TALLINN - While the Bank of Estonia had forecast economic growth of 3.6 percent for this year back in December, faster price increases, the resulting slower growth in purchasing power, and greater uncertainty due to the energy crisis have collectively lowered Estonia's economic growth forecast for this year to 2.8 percent.
According to the Bank of Estonia, the growth environment for the Estonian economy continued to improve at the beginning of the year. The impact of the new energy crisis has not yet been reflected in statistics on economic activity, but various indicators confirm that before the outbreak of the conflict in the Middle East, the Estonian economy was clearly on a path to recovery.
In the main sectors - construction, services, retail, and manufacturing - companies' production and employment expectations were trending upwards until early March, reflecting increased confidence in future growth. Over the past two years, the sales volume of goods has grown in both domestic and foreign markets, and exporters' assessments of their products' competitiveness saw a notable jump at the end of last year. The improvement in goods exports and the manufacturing industry that supports it has played a major role in emerging from the downturn caused by previous crises.
According to the central bank, the outlook for the global, European, and Estonian economies depends largely on the course of military actions in the Middle East and the resolution of the resulting energy crisis. Energy prices rose after the attacks on Iran, which in turn also increased the prices and price forecasts for other key commodities. The expectation of accelerating inflation also pushed up interest rates in money market futures.
While the Bank of Estonia forecast 3.6 percent economic growth for this year in December, markets now expect faster price and interest rate hikes due to the energy crisis. The faster price increase, the resulting slower growth in purchasing power, and the greater uncertainty associated with the energy crisis will collectively lower Estonia's economic growth forecast for this year to 2.8 percent. However, as events in the energy market affect the economy and are simultaneously unpredictable for geopolitical reasons, it is likely that the actual performance of the economy will differ from this forecast in terms of both prices and economic growth.
This year's economic growth is driven by domestic demand, as both consumption expenditure and investments are increasing. The largest increase will be in state defense investments, the majority of which consists of imported goods. Therefore, the money spent on this will flow out of Estonia and not directly contribute to economic growth. However, the amendment to the Income Tax Act will strongly affect people's purchasing power and ability to consume.

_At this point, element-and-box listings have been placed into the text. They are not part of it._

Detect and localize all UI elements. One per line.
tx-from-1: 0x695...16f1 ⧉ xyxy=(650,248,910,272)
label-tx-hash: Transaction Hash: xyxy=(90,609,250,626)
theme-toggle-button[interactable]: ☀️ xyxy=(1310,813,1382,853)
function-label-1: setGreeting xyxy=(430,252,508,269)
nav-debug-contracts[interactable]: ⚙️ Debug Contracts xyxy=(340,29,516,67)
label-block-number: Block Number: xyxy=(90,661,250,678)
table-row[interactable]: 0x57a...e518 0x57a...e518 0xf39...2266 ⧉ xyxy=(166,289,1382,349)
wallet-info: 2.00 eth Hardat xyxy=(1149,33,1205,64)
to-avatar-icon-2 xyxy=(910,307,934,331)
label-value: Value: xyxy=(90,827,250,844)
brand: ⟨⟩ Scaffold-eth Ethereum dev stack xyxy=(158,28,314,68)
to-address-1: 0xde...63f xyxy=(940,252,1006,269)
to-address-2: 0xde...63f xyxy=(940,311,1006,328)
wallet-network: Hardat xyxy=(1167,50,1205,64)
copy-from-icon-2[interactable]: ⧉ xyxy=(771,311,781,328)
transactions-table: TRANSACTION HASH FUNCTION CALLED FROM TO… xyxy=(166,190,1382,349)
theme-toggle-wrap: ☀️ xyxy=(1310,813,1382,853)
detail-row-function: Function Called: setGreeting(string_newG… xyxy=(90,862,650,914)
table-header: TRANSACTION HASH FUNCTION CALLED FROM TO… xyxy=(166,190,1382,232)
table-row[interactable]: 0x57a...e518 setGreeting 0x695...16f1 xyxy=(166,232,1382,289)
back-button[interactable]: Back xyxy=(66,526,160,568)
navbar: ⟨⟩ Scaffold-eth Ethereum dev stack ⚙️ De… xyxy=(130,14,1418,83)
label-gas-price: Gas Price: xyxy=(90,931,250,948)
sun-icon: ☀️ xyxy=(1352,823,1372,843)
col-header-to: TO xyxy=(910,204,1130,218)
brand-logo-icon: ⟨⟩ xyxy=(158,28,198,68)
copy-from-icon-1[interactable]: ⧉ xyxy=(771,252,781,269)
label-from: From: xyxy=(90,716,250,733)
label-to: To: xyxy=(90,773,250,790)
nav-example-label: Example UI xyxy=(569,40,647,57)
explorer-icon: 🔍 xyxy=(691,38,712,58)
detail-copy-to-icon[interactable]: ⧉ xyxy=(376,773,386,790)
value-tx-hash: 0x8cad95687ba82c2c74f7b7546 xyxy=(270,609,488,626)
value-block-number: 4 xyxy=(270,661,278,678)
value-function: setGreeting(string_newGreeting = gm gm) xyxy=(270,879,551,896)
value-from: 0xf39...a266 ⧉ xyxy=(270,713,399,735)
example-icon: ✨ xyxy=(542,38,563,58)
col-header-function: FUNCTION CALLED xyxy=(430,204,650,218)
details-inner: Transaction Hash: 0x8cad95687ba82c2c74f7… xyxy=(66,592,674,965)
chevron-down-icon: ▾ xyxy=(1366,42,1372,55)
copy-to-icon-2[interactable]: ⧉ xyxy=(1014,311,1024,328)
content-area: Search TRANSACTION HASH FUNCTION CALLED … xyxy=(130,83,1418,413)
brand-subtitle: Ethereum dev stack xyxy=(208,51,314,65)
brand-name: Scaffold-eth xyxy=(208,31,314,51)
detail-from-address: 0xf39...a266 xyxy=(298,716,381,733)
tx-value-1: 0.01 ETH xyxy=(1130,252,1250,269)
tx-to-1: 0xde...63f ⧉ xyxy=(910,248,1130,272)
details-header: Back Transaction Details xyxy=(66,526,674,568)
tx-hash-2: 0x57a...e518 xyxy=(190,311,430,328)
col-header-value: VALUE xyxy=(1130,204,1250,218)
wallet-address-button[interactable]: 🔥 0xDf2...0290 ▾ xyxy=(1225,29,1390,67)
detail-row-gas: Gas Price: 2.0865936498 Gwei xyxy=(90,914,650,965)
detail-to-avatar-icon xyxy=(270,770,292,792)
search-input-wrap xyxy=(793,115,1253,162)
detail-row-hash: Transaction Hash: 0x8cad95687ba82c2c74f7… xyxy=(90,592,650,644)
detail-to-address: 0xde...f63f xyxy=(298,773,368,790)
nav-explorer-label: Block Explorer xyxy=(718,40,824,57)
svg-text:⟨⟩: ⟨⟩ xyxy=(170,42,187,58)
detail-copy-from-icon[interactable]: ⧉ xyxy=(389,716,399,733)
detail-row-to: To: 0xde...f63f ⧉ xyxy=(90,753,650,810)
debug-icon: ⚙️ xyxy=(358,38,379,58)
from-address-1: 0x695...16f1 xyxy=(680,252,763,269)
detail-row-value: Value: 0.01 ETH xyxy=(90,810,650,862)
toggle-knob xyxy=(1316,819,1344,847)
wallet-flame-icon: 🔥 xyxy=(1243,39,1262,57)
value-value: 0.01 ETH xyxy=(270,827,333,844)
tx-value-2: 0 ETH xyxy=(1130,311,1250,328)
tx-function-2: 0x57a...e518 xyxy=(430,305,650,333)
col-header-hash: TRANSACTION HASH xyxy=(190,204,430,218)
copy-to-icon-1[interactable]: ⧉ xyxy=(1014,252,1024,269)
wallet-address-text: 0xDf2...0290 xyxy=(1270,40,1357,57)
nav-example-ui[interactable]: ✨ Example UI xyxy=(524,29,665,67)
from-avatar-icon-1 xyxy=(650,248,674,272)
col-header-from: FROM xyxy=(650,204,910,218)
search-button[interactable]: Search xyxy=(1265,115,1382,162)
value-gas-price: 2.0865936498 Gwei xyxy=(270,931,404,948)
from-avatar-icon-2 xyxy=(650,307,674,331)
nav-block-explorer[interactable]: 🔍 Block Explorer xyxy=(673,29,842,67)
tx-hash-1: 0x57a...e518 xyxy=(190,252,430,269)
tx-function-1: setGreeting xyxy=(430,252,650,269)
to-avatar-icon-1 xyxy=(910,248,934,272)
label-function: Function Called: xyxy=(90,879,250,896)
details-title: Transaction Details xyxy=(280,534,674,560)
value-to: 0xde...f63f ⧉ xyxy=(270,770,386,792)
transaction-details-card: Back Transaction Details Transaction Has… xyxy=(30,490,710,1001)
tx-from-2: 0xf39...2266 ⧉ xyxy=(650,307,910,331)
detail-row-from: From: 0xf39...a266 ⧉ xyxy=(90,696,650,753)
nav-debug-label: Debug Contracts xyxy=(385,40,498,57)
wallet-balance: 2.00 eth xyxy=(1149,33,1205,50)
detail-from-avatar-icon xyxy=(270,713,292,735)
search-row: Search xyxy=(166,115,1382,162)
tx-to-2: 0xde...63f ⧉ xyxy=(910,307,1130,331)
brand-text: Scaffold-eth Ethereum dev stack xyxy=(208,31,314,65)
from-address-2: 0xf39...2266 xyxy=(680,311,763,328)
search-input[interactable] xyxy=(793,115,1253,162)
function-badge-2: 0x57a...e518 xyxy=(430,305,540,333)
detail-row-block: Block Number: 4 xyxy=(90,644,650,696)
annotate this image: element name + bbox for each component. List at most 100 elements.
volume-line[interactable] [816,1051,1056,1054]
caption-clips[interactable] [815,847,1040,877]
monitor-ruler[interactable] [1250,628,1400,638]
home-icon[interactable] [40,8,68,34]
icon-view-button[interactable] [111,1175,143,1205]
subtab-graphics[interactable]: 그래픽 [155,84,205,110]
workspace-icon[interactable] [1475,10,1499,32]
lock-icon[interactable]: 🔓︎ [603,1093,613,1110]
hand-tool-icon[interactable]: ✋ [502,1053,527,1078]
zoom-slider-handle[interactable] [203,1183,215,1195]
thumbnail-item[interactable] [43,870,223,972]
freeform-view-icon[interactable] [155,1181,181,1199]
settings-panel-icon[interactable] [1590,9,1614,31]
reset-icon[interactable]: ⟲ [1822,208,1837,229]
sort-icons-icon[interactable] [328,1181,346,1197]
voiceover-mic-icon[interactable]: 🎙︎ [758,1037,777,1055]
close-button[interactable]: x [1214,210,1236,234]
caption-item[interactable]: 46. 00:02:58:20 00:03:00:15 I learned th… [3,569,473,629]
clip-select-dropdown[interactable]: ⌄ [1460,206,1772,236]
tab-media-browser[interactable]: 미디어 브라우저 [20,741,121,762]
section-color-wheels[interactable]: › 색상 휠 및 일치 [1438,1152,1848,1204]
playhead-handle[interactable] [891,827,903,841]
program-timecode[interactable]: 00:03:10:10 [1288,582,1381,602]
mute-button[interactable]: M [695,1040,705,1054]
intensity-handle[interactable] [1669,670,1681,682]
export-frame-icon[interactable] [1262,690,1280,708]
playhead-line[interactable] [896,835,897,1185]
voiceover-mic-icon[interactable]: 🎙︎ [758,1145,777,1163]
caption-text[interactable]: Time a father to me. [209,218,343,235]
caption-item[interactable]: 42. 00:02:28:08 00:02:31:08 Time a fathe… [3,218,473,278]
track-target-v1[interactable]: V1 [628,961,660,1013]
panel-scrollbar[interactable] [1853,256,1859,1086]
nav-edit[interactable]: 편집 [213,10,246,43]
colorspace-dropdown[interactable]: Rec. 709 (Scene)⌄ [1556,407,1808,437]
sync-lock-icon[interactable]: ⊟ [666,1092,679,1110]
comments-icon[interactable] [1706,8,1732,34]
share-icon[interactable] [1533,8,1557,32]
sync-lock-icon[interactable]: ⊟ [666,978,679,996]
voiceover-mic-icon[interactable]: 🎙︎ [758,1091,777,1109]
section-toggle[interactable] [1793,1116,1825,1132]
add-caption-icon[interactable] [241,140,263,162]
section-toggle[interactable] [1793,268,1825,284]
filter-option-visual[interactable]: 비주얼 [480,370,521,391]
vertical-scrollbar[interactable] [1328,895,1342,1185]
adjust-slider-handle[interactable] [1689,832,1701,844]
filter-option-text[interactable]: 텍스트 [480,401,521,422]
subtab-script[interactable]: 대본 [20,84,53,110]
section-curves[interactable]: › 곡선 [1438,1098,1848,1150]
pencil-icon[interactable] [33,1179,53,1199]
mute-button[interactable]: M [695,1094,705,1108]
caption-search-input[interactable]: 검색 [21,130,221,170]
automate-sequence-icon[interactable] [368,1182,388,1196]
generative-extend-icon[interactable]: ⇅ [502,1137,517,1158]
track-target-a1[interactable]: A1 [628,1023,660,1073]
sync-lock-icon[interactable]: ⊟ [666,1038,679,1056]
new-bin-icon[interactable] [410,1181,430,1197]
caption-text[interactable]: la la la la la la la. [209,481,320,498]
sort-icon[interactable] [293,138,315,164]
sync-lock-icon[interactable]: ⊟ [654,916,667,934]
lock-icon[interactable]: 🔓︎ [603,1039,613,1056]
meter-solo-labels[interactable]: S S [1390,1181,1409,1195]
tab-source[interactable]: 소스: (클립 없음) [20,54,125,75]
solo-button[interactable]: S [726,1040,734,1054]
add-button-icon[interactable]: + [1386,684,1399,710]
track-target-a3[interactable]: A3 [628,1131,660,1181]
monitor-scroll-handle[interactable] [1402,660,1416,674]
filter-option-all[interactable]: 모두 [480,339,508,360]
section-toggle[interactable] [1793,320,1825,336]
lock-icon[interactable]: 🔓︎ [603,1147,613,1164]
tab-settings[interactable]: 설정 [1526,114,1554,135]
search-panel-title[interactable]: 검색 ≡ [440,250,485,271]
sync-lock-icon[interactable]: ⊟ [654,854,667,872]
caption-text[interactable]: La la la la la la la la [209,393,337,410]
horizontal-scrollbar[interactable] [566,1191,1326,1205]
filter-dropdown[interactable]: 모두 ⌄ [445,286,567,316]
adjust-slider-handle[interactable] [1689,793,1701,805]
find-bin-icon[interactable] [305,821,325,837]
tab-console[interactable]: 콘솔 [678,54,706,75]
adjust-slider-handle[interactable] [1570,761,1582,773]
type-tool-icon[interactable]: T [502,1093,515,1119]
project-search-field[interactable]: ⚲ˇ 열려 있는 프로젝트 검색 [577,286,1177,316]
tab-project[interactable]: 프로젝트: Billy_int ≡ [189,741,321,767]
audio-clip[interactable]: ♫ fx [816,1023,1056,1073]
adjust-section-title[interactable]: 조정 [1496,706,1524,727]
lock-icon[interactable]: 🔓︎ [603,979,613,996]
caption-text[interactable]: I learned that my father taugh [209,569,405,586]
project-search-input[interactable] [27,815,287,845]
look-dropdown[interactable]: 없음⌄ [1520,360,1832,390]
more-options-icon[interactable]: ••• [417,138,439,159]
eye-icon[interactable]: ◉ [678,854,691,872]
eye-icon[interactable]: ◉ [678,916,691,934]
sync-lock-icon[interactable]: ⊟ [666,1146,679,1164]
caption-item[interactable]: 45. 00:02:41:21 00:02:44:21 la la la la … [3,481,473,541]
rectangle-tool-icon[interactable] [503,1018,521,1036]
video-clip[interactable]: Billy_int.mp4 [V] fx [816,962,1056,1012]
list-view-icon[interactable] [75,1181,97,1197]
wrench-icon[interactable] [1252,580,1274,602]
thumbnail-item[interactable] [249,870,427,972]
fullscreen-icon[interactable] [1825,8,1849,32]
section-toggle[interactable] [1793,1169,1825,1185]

The average gross monthly salary will rise by approximately 6 percent this year, but the average net salary will increase significantly more, by about 10 percent, due to a lower effective tax rate. This means that even accounting for inflation, real income will increase significantly, which in turn will stimulate consumption and the economy as a whole.
The increased cost of energy due to the war in the Middle East and its indirect effects will keep inflation faster than it would have been otherwise. The price of oil has fluctuated rapidly since the start of military activities in the Middle East, and the uncertainty in the energy market is a significant source of forecast error, as changes in the price of oil are passed on to the prices of other goods and services.
Compared to the 2022 energy crisis and the price spike at that time, the pass-through of the oil price increase to gas and electricity prices is more modest for European countries due to the diversification of suppliers, as confirmed by available data. This reduces the impact of rising oil prices on the entire consumer basket. At the time the forecast was prepared, futures contracts on the oil market indicated that markets expect oil prices to start declining in the second half of the year. If this market assumption holds true, inflation in Estonia would reach 3.8 percent in 2026 and just over 2 percent in the following two years.
The budget deficit and public debt are increasing, which raises the state's annual interest payments. The increase in defense spending to more than 5 percent of the gross domestic product (GDP) and the decrease in revenue resulting from the income tax law amendment are the main factors that will increase the general government budget deficit to 4.4 percent of GDP this year. If the government and parliament do not change course, the deficit will remain at a similar level for the next two years.
Although Estonia's public debt level remains low by international comparison, the Bank of Estonia is concerned about the continued rapid growth of debt. Considering the long-term outlook for Estonia's security, its demographic situation, and rising interest costs, serious consideration should be given to how to return public finances to a sustainable path and slow the growth of the debt burden. In the case of a large and persistent budget deficit, new decisions should bring the budget closer to balance, not further away. Moreover, according to the central bank, tax policy decisions should be well-considered, explained in advance, sustainable, and supportive of economic growth.